Victor Lazarte, Benchmark: This is the biggest technology shift we have ever seen. The revenue ramps are incredible. Take Mercor: I invested nine months ago, and they just announced a 100 × jump to a 75 million-dollar run rate, still growing 50 percent month over month. You do not see that every day.

But fast growth alone is not enough anymore. In the past, hitting 10 million ARR meant you were safe. Today the pace of change forces you to ask whether that revenue is durable.

At our partner meetings we keep seeing startups at 5 to 10 million ARR that may not exist in two years. We always ask, “If foundation models get ten times better, does this business become stronger or weaker?”

Many thin wrappers evaporate when the next model release absorbs their value. Imagine an app that formats building-permit paperwork with ChatGPT. It can reach a few million in revenue, but it disappears once the base model folds that feature in.

That single question about a ten-times-better model is very clarifying.

Our job as investors is less about predicting the far future and more about understanding the present. We focus on the areas where AI performance is improving fastest. That is easier than guessing distant scenarios.

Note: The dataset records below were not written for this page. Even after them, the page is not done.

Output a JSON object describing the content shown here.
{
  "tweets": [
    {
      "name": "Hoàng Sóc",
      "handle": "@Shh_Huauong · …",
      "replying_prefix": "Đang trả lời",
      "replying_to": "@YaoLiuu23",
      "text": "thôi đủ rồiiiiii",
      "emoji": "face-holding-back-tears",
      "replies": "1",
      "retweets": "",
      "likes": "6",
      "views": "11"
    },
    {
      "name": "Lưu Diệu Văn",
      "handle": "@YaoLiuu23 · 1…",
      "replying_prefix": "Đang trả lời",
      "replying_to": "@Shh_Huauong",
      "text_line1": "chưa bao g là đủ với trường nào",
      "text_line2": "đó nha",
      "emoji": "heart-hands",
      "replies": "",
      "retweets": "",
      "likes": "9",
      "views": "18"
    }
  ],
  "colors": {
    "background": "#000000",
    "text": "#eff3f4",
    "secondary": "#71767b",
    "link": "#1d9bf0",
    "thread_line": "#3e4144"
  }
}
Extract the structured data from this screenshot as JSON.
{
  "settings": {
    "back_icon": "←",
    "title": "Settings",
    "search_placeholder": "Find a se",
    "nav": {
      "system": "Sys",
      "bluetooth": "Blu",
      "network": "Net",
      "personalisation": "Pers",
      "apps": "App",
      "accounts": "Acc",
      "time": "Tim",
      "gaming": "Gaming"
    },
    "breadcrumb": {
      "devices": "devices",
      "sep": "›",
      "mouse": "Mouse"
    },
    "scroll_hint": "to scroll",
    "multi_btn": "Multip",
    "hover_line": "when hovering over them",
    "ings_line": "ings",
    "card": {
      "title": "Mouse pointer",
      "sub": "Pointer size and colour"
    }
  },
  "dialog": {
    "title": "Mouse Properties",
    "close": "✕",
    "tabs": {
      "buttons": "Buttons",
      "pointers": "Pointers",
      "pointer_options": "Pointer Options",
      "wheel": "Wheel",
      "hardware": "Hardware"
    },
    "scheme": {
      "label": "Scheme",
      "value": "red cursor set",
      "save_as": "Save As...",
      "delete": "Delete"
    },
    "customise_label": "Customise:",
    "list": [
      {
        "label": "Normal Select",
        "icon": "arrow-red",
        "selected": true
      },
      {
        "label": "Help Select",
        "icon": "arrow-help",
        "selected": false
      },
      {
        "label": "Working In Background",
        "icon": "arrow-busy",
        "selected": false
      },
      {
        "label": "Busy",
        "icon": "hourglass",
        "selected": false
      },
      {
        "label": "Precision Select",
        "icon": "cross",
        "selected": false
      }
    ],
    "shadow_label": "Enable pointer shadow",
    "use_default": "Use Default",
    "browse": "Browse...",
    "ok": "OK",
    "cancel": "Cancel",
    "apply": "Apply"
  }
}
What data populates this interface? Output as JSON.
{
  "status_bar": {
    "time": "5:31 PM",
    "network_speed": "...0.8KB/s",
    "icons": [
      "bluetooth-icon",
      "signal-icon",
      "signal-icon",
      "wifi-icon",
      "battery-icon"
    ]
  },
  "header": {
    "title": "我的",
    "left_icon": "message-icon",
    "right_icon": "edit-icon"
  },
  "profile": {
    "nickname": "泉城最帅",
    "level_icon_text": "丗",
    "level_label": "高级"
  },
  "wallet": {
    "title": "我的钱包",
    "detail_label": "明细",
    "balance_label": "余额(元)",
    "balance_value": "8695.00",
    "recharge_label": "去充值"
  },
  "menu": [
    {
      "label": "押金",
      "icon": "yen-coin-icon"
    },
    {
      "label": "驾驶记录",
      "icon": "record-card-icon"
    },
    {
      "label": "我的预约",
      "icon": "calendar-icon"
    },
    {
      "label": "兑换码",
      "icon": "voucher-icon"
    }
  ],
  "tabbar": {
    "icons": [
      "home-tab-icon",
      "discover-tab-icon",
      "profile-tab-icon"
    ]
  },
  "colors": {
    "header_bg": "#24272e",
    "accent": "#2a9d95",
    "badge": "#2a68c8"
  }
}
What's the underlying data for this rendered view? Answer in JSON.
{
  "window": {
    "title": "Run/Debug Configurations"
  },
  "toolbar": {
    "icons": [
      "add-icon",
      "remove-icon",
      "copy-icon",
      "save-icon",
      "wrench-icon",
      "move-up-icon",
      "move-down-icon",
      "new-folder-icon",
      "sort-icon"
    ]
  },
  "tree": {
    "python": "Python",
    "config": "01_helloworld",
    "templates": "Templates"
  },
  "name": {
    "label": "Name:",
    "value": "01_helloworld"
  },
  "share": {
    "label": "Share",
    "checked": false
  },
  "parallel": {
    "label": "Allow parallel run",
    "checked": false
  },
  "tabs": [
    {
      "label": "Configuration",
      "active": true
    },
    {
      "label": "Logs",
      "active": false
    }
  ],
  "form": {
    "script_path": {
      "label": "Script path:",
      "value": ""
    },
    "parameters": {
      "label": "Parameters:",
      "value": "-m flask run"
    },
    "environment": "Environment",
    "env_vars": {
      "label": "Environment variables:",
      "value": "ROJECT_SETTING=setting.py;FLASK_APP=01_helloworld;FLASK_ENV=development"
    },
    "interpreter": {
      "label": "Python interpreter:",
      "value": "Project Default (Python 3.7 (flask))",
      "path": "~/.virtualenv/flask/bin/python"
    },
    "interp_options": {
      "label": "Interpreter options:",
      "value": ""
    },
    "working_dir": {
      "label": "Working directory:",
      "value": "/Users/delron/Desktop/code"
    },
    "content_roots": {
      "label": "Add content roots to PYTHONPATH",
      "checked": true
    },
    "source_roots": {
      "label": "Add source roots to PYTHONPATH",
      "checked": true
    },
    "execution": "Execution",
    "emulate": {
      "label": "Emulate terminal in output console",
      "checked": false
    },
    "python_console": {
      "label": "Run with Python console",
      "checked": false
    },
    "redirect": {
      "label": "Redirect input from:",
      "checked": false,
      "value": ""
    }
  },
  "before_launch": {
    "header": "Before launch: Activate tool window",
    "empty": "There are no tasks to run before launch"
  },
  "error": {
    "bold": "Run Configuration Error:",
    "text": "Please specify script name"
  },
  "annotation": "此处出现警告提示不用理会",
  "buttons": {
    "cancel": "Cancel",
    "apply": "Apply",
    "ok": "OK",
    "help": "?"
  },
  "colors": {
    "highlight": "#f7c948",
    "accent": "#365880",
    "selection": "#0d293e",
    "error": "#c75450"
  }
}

We track benchmarks: Where are the eval scores rising most quickly? Then we invest there. The pattern is clear: AI improves fastest where you can measure the output objectively.

  • Code is the best example. You compile and test, so feedback is instant. Seed investing in coding tools is probably closed now, but we are glad we got in early.
  • Other text-based fields with clear exams or verifiable outputs—law, medicine, and so on—show the same rapid gain, which is why I backed two startups in AI video as well.
  • Domains without tight feedback loops, like household robotics, will take much longer.

So our framework is simple:

  1. Spot where benchmarks are improving the fastest.
  2. Ask whether those improvements make the business more or less durable as models advance.